I think of Olly, decontamination-cold and waiting for me. He’s the opposite of all these things. He’s not safe. He’s not familiar. He’s in constant motion.
He’s the biggest risk I’ve ever taken. (ARC 69)
I was looking forward to reading the romance in Everything Everything. The way the synopsis of the book worded it – “For example, I am certainly going to fall in love with Olly. It’s almost certainly going to be a disaster” – completely captivated my attention even though it was practically screaming LOOK, this book contains insta-love! It turns out my prediction was correct; Everything Everything indeed contained insta-love. I thought I wouldn’t mind since I was well prepared for it and the beginning interactions between Maddy and Olly was oh so cute, but as their relationship grew deeper, I just felt myself growing more bored by it all. I wasn’t sold on Maddy and Olly being together at all, besides the fact that their names matched one another with the double letters and how they both end with a “y.”
Another aspect that attracted me into reading Everything Everything was the fact that the main character suffers from SCID, a disease I’ve never heard nor read anything about yet. Going into Everything Everything, I was very interested in knowing more about the disease, how common it is, and all other aspects about it. To my massive disappointment, no information besides the very, very basic is given about SCID and after reading Everything Everything, I feel more confused than ever: In Everything Everything, it was hinted and implied that Maddy has tasted and eaten bacon before. My question is, people with SCID can eat bacon (bacon is one of the fatty foods to avoid if you have a condition)? What can people with SCID can and can’t eat? Everything Everything doesn’t explore that – or anything else related to SCID – at all and don’t even get me started on the one and only plot twist. Just, ugh.
“Is it always like that?” I ask, breathless.
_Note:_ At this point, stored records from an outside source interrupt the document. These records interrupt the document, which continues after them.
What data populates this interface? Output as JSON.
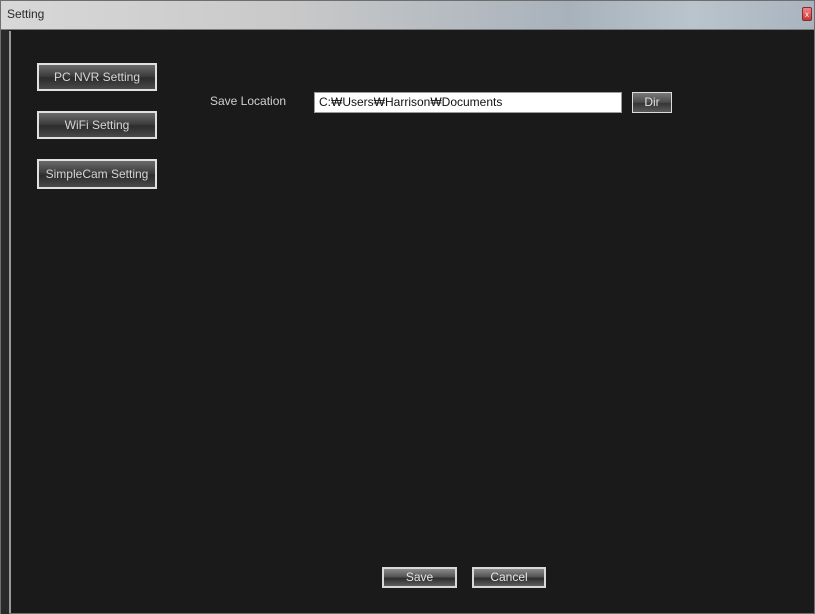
{
  "window": {
    "title": "Setting",
    "close_label": "x"
  },
  "sidebar": {
    "items": [
      {
        "label": "PC NVR Setting"
      },
      {
        "label": "WiFi Setting"
      },
      {
        "label": "SimpleCam Setting"
      }
    ]
  },
  "main": {
    "save_location_label": "Save Location",
    "save_location_value": "C:₩Users₩Harrison₩Documents",
    "dir_button_label": "Dir"
  },
  "footer": {
    "save_label": "Save",
    "cancel_label": "Cancel"
  },
  "colors": {
    "background": "#1a1a1a",
    "button_border": "#e0e0e0",
    "text": "#d0d0d0"
  }
}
“No,” he says. “It’s never like that.” I hear the wonder in his voice.
And just like that, everything chances. (ARC 130)
There were also parts of Everything Everything that I just can’t believe in as they don’t happen like that in real life. I can’t say anything more as they are spoilers, but I can say this: Everything Everything forgets that certain technology exist nowadays, creating a gaping plot hole.
The one, okay, two things I did like in Everything Everything was Olly and the illustrations, charts, lists, etc. Olly is extremely cute and creative: his and Maddy’s first/second interaction was beyond adorable and I just can’t help but swoon a bit every time their interaction pops up into my mind. The illustrations, charts, lists, etc. was the fun part about reading Everything Everything and made reading it faster.
Overall, Everything Everything is sadly not the book for me and I honestly don’t get the hype surrounding this book. While other people are giving this one four stars and five stars, I’ll be all alone in my tiny corner baaaa-ing away.